Diesen Ansatz können wir von Becker + Partner voll unterschreiben. Den Anspruch gibt es ja schon länger, unter dem Stichwort lebenslanges Lernen. Er passt aber auch perfekt zu den Wünschen der jungen Fachkräfte. Sie wollen nämlich nicht bis zur Rente auf demselben Posten mit denselben Aufgaben sitzen. Das zeigt uns die Erfahrung jeden Tag. Für Bangerth bedeutet Recruiting durch Lernen folgerichtig neue Inhalte bei Stellenanzeigen. Statt aufzuzählen, was man alles können muss, soll darin ihrer Meinung nach vielmehr stehen, was man alles braucht – und was man innerhalb eines Jahres lernen kann.

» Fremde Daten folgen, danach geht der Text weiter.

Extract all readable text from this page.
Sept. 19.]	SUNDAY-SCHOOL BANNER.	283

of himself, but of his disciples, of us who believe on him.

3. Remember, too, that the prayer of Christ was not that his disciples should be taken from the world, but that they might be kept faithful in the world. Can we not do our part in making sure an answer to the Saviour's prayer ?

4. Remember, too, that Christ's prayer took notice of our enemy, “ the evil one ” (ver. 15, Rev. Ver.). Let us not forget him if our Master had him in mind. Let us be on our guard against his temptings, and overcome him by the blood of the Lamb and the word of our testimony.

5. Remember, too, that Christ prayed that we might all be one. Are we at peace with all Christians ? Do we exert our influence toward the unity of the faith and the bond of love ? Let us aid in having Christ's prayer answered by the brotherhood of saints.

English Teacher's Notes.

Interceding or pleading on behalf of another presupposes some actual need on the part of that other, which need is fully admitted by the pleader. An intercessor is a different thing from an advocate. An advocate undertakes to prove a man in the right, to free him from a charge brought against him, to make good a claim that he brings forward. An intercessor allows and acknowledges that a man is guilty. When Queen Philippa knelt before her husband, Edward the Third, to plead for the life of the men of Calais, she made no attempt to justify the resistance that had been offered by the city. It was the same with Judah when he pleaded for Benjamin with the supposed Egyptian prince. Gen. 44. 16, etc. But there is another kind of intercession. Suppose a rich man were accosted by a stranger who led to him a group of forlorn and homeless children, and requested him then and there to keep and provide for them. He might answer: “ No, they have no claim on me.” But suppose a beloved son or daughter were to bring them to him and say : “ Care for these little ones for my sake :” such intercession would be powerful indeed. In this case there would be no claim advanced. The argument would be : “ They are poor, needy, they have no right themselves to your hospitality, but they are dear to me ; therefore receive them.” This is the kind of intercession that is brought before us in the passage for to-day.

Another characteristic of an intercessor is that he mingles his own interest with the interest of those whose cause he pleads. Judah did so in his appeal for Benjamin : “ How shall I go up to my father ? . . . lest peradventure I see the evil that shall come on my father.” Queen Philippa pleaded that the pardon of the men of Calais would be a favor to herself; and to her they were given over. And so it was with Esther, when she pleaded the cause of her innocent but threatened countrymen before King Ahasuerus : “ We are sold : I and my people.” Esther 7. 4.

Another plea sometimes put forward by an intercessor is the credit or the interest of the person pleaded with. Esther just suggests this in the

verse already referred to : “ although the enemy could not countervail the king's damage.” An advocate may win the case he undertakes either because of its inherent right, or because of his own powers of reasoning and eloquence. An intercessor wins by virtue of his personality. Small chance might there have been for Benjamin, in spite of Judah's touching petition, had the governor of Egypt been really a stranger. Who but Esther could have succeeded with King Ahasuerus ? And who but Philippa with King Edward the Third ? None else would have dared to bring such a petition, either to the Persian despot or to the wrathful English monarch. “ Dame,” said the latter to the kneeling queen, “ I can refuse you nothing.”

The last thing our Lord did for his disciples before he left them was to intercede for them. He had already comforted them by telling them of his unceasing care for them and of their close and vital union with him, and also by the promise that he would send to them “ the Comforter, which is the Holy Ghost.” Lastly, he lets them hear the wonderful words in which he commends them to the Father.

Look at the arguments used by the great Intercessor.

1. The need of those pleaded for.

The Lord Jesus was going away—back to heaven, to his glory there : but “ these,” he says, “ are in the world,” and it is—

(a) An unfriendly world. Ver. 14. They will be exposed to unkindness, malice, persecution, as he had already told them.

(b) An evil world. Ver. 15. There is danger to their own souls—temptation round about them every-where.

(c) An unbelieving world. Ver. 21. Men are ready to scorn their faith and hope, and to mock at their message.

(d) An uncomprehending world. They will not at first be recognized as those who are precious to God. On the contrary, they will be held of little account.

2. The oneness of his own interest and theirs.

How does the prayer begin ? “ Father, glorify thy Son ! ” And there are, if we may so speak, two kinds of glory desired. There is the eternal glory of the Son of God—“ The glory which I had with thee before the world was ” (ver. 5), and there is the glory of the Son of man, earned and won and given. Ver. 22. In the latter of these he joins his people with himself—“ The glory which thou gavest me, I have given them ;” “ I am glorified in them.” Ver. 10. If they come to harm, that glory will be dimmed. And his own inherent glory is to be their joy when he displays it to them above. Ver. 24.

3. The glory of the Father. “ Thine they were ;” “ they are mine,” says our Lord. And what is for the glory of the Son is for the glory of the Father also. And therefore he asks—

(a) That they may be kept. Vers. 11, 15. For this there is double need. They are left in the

Bei Appinio kann jeder so lange Urlaub nehmen, wie er möchte

Für Jonathan Kurfess hat die Corona-Krise für eine neue Art der Mitarbeiterführung und der Mitarbeitergewinnung gesorgt. „Wir haben jetzt viele Leute, die in Südeuropa sitzen“, erzählt er. Appinio sei inzwischen sogar ein „Remote first“-Unternehmen. Doch nicht nur bei der Frage, von wo sie arbeiten möchten, haben seine Mitarbeiterinnen und Mitarbeiter die Wahl. Sie entscheiden auch, wieviel Urlaub sie nehmen möchten. Kurfess‘ Anspruch ist, dass jeder bei Appinio sich als Mini-CEO fühlen sollte. Es gebe ein hohes Level an Vertrauen, minimale Kontrolle und maximale Flexibilität. Das führe zu glücklicheren Mitarbeitern. Eines stellt Kurfess aber klar: Man habe das nicht wegen des Fachkräftemangels gemacht.

Kurfess bezeichnet sich selbst als „starken Idealisten“. Daher habe er sich gefragt, wie er gerne arbeiten wollte und kam zu dem Schluss, „ich möchte eine Organisation bauen, die von einem positiven Menschenbild ausgeht“. Seine Devise lautet, „wir vertrauen Euch, dass Ihr auf Euch selbst achtet und auch auf die Organisation achtet“. Sein Ansatz hat Erfolg: Kurfess gehört laut Forbes zu den erfolgreichsten 30 Jungunternehmern. 120 Menschen beschäftigt der Spezialist für digitale Marktforschung.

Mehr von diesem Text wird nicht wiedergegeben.